Plenty of added animations make it feel even more authentic, with plenty of different ball traps and passes. Still, nothing’s better than humiliating and deking out your opponent. And when you aren’t in control of the ball, you’ll still be in control of your teammates by calling tackles or sending teammates down the line. What still needs to be worked on is the A.I. After all, as you’re running downfield, you still have to rely on your team to hear the announcer scream “Goooooooooaaaaaal!” and Wil O’Neal
Fantasy Football Draft
Partnering with Stats, the world’s leading sports information provider, EA Sports is also kicking off a Web-based fantasy football league for the 2004-2005 season. Some of the highlights of what’ll be available: real-time stat coverage, standings and injury reports; weekly predictions; and player news. Teams can even compete for prizes like $20 off EA games and an EA Sports bobblehead trophy.

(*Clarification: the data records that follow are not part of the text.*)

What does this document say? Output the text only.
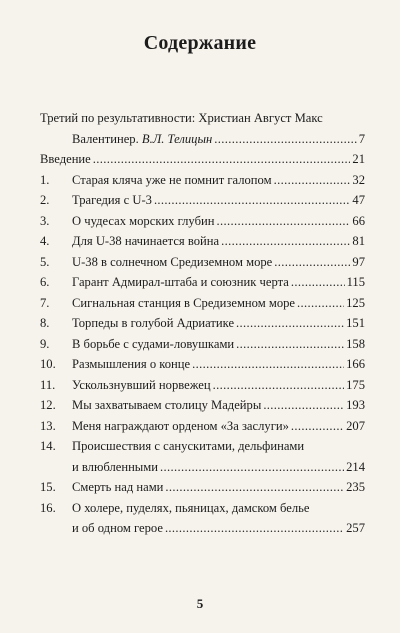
Содержание
Третий по результативности: Христиан Август Макс
Валентинер. В.Л. Телицын . . .	7
Введение . . .	21
1.	Старая кляча уже не помнит галопом . . .	32
2.	Трагедия с U-3 . . .	47
3.	О чудесах морских глубин . . .	66
4.	Для U-38 начинается война . . .	81
5.	U-38 в солнечном Средиземном море . . .	97
6.	Гарант Адмирал-штаба и союзник черта . . .	115
7.	Сигнальная станция в Средиземном море . . .	125
8.	Торпеды в голубой Адриатике . . .	151
9.	В борьбе с судами-ловушками . . .	158
10.	Размышления о конце . . .	166
11.	Ускользнувший норвежец . . .	175
12.	Мы захватываем столицу Мадейры . . .	193
13.	Меня награждают орденом «За заслуги» . . .	207
14.	Происшествия с санускитами, дельфинами
и влюбленными . . .	214
15.	Смерть над нами . . .	235
16.	О холере, пуделях, пьяницах, дамском белье
и об одном герое . . .	257
5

Ten bucks buys entrance into a public league, while 100 bones lets you be the commissioner of your own league, in which you call the rules and scoring systems for up to 32 team owners. Want to get started? Go to www.easports.com/fantasy. But for the moment, here are Wil’s top picks for the All-O’Neal team.
Ricky Williams DOLPHINS
Like Wil, he cut off his dreads. Oh yeah, he’s also ready for a breakout season.
Tom Brady PATRIOTS
He’s got two rings and model good looks.
Todd Heap RAVENS
He learned quietly under Shannon Sharpe and will factor greatly into the Ravens’ offense.
Terrell Owens EAGLES
TO has attitude, skill, a new team, and tons to prove.